The logistic sigmoid function \(\sigma(x) = \frac{1}{1+e^{-x}} = \frac{e^x}{e^x + 1}\).
The hyperbolic tangent function \(\tanh(x) = \frac{e^x - e^{-x}}{e^x + e^{-x}} = \frac{e^{2x} - 1}{e^{2x} + 1}\).
The logistic sigmoid and the hyperbolic tangent functions can be expressed as transformation of each other. Specifically,
\[\begin{align*} \tanh(x) &\defeq \frac{e^{2x} - 1}{e^{2x} + 1} = \frac{2e^{2x}}{e^{2x} + 1} - \frac{e^{2x} + 1}{e^{2x} + 1} = 2 \frac{e^{2x}}{e^{2x}} \frac{1}{1 + e^{-2x}} - 1 = 2 \sigma(2x) - 1 \end{align*}\]And therefore equivalently:
\[\begin{align*} \sigma(x) = \frac{\tanh(x/2) + 1}{2} \end{align*}\]The consequence of this relationship is that the choice of activation function between the two doesn’t much matter since each is capable of representing the one.
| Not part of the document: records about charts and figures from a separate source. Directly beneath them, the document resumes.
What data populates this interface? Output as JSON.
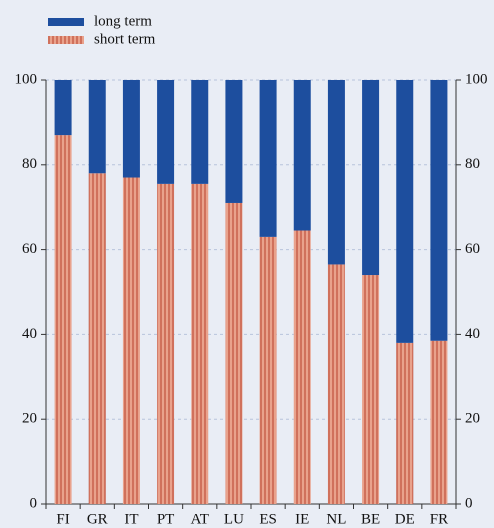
{
  "chart_data": {
    "type": "stacked_bar",
    "categories": [
      "FI",
      "GR",
      "IT",
      "PT",
      "AT",
      "LU",
      "ES",
      "IE",
      "NL",
      "BE",
      "DE",
      "FR"
    ],
    "series": [
      {
        "name": "long term",
        "color": "#1d4e9e",
        "values": [
          13,
          22,
          23,
          24.5,
          24.5,
          29,
          37,
          35.5,
          43.5,
          46,
          62,
          61.5
        ]
      },
      {
        "name": "short term",
        "color": "#e9a28c",
        "values": [
          87,
          78,
          77,
          75.5,
          75.5,
          71,
          63,
          64.5,
          56.5,
          54,
          38,
          38.5
        ]
      }
    ],
    "ylim": [
      0,
      100
    ],
    "yticks": [
      0,
      20,
      40,
      60,
      80,
      100
    ],
    "y2lim": [
      0,
      100
    ],
    "y2ticks": [
      0,
      20,
      40,
      60,
      80,
      100
    ],
    "grid": true,
    "legend": "top-left"
  }
}
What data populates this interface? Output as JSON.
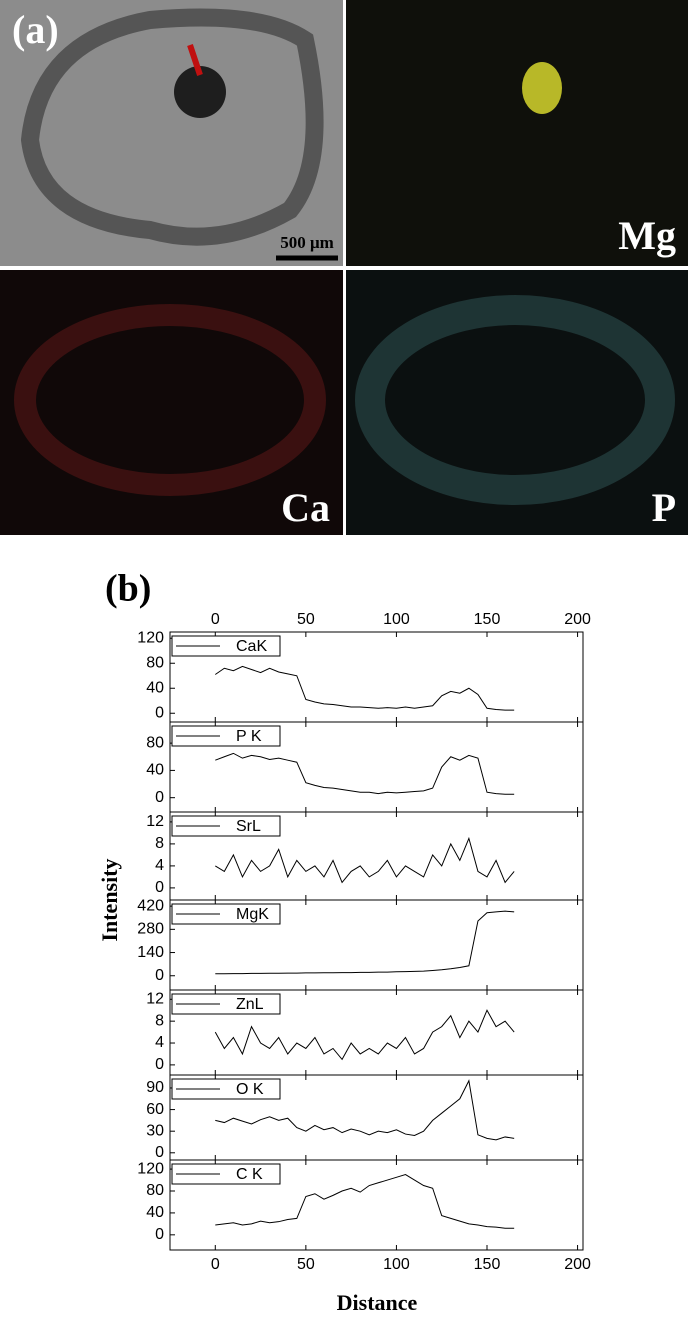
{
  "panel_a": {
    "label": "(a)",
    "scale_bar": "500 μm",
    "maps": [
      "Mg",
      "Ca",
      "P"
    ]
  },
  "panel_b": {
    "label": "(b)",
    "ylabel": "Intensity",
    "xlabel": "Distance"
  },
  "chart_data": [
    {
      "type": "line",
      "x": [
        0,
        5,
        10,
        15,
        20,
        25,
        30,
        35,
        40,
        45,
        50,
        55,
        60,
        65,
        70,
        75,
        80,
        85,
        90,
        95,
        100,
        105,
        110,
        115,
        120,
        125,
        130,
        135,
        140,
        145,
        150,
        155,
        160,
        165
      ],
      "xlim": [
        -25,
        203
      ],
      "xticks": [
        0,
        50,
        100,
        150,
        200
      ],
      "ylim": [
        -14,
        130
      ],
      "yticks": [
        0,
        40,
        80,
        120
      ],
      "series": [
        {
          "name": "CaK",
          "color": "#000000",
          "values": [
            62,
            72,
            68,
            75,
            70,
            65,
            72,
            66,
            63,
            60,
            22,
            18,
            15,
            14,
            12,
            10,
            10,
            9,
            8,
            9,
            8,
            10,
            8,
            10,
            12,
            28,
            35,
            32,
            40,
            30,
            8,
            6,
            5,
            5
          ]
        }
      ]
    },
    {
      "type": "line",
      "x": [
        0,
        5,
        10,
        15,
        20,
        25,
        30,
        35,
        40,
        45,
        50,
        55,
        60,
        65,
        70,
        75,
        80,
        85,
        90,
        95,
        100,
        105,
        110,
        115,
        120,
        125,
        130,
        135,
        140,
        145,
        150,
        155,
        160,
        165
      ],
      "xlim": [
        -25,
        203
      ],
      "xticks": [
        0,
        50,
        100,
        150,
        200
      ],
      "ylim": [
        -21,
        111
      ],
      "yticks": [
        0,
        40,
        80
      ],
      "series": [
        {
          "name": "P K",
          "color": "#000000",
          "values": [
            55,
            60,
            65,
            58,
            62,
            60,
            56,
            58,
            55,
            52,
            22,
            18,
            15,
            14,
            12,
            10,
            8,
            8,
            6,
            8,
            7,
            8,
            9,
            10,
            14,
            45,
            60,
            55,
            62,
            58,
            8,
            6,
            5,
            5
          ]
        }
      ]
    },
    {
      "type": "line",
      "x": [
        0,
        5,
        10,
        15,
        20,
        25,
        30,
        35,
        40,
        45,
        50,
        55,
        60,
        65,
        70,
        75,
        80,
        85,
        90,
        95,
        100,
        105,
        110,
        115,
        120,
        125,
        130,
        135,
        140,
        145,
        150,
        155,
        160,
        165
      ],
      "xlim": [
        -25,
        203
      ],
      "xticks": [
        0,
        50,
        100,
        150,
        200
      ],
      "ylim": [
        -2.2,
        13.8
      ],
      "yticks": [
        0,
        4,
        8,
        12
      ],
      "series": [
        {
          "name": "SrL",
          "color": "#000000",
          "values": [
            4,
            3,
            6,
            2,
            5,
            3,
            4,
            7,
            2,
            5,
            3,
            4,
            2,
            5,
            1,
            3,
            4,
            2,
            3,
            5,
            2,
            4,
            3,
            2,
            6,
            4,
            8,
            5,
            9,
            3,
            2,
            5,
            1,
            3
          ]
        }
      ]
    },
    {
      "type": "line",
      "x": [
        0,
        5,
        10,
        15,
        20,
        25,
        30,
        35,
        40,
        45,
        50,
        55,
        60,
        65,
        70,
        75,
        80,
        85,
        90,
        95,
        100,
        105,
        110,
        115,
        120,
        125,
        130,
        135,
        140,
        145,
        150,
        155,
        160,
        165
      ],
      "xlim": [
        -25,
        203
      ],
      "xticks": [
        0,
        50,
        100,
        150,
        200
      ],
      "ylim": [
        -86,
        457
      ],
      "yticks": [
        0,
        140,
        280,
        420
      ],
      "series": [
        {
          "name": "MgK",
          "color": "#000000",
          "values": [
            12,
            12,
            13,
            13,
            14,
            14,
            15,
            15,
            16,
            16,
            17,
            17,
            18,
            18,
            19,
            19,
            20,
            20,
            22,
            22,
            24,
            25,
            26,
            28,
            32,
            36,
            42,
            50,
            60,
            330,
            380,
            385,
            390,
            385
          ]
        }
      ]
    },
    {
      "type": "line",
      "x": [
        0,
        5,
        10,
        15,
        20,
        25,
        30,
        35,
        40,
        45,
        50,
        55,
        60,
        65,
        70,
        75,
        80,
        85,
        90,
        95,
        100,
        105,
        110,
        115,
        120,
        125,
        130,
        135,
        140,
        145,
        150,
        155,
        160,
        165
      ],
      "xlim": [
        -25,
        203
      ],
      "xticks": [
        0,
        50,
        100,
        150,
        200
      ],
      "ylim": [
        -1.85,
        13.7
      ],
      "yticks": [
        0,
        4,
        8,
        12
      ],
      "series": [
        {
          "name": "ZnL",
          "color": "#000000",
          "values": [
            6,
            3,
            5,
            2,
            7,
            4,
            3,
            5,
            2,
            4,
            3,
            5,
            2,
            3,
            1,
            4,
            2,
            3,
            2,
            4,
            3,
            5,
            2,
            3,
            6,
            7,
            9,
            5,
            8,
            6,
            10,
            7,
            8,
            6
          ]
        }
      ]
    },
    {
      "type": "line",
      "x": [
        0,
        5,
        10,
        15,
        20,
        25,
        30,
        35,
        40,
        45,
        50,
        55,
        60,
        65,
        70,
        75,
        80,
        85,
        90,
        95,
        100,
        105,
        110,
        115,
        120,
        125,
        130,
        135,
        140,
        145,
        150,
        155,
        160,
        165
      ],
      "xlim": [
        -25,
        203
      ],
      "xticks": [
        0,
        50,
        100,
        150,
        200
      ],
      "ylim": [
        -10,
        108
      ],
      "yticks": [
        0,
        30,
        60,
        90
      ],
      "series": [
        {
          "name": "O K",
          "color": "#000000",
          "values": [
            45,
            42,
            48,
            44,
            40,
            46,
            50,
            45,
            48,
            35,
            30,
            38,
            32,
            35,
            28,
            33,
            30,
            25,
            30,
            28,
            32,
            26,
            24,
            30,
            45,
            55,
            65,
            75,
            100,
            25,
            20,
            18,
            22,
            20
          ]
        }
      ]
    },
    {
      "type": "line",
      "x": [
        0,
        5,
        10,
        15,
        20,
        25,
        30,
        35,
        40,
        45,
        50,
        55,
        60,
        65,
        70,
        75,
        80,
        85,
        90,
        95,
        100,
        105,
        110,
        115,
        120,
        125,
        130,
        135,
        140,
        145,
        150,
        155,
        160,
        165
      ],
      "xlim": [
        -25,
        203
      ],
      "xticks": [
        0,
        50,
        100,
        150,
        200
      ],
      "ylim": [
        -27.7,
        136.6
      ],
      "yticks": [
        0,
        40,
        80,
        120
      ],
      "series": [
        {
          "name": "C K",
          "color": "#000000",
          "values": [
            18,
            20,
            22,
            18,
            20,
            25,
            22,
            24,
            28,
            30,
            70,
            75,
            65,
            72,
            80,
            85,
            78,
            90,
            95,
            100,
            105,
            110,
            100,
            90,
            85,
            35,
            30,
            25,
            20,
            18,
            15,
            14,
            12,
            12
          ]
        }
      ]
    }
  ]
}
That is, if a single scalar output from a single layer of a network using $\sigma()$ is $y(x, w) = w_0 + \sum w_i \sigma(x)$, then we can construct an equivalent network using $\tanh$ by defining $y(x, w’) = w_0’ + \sum w_i’ \tanh(x/2)$ where $w_0’ = w_0 + \sum w_i / 2$ and $w_i’ = w_i / 2$ for $i \neq 0$. Then $y(x, w) = y(x, w’)$.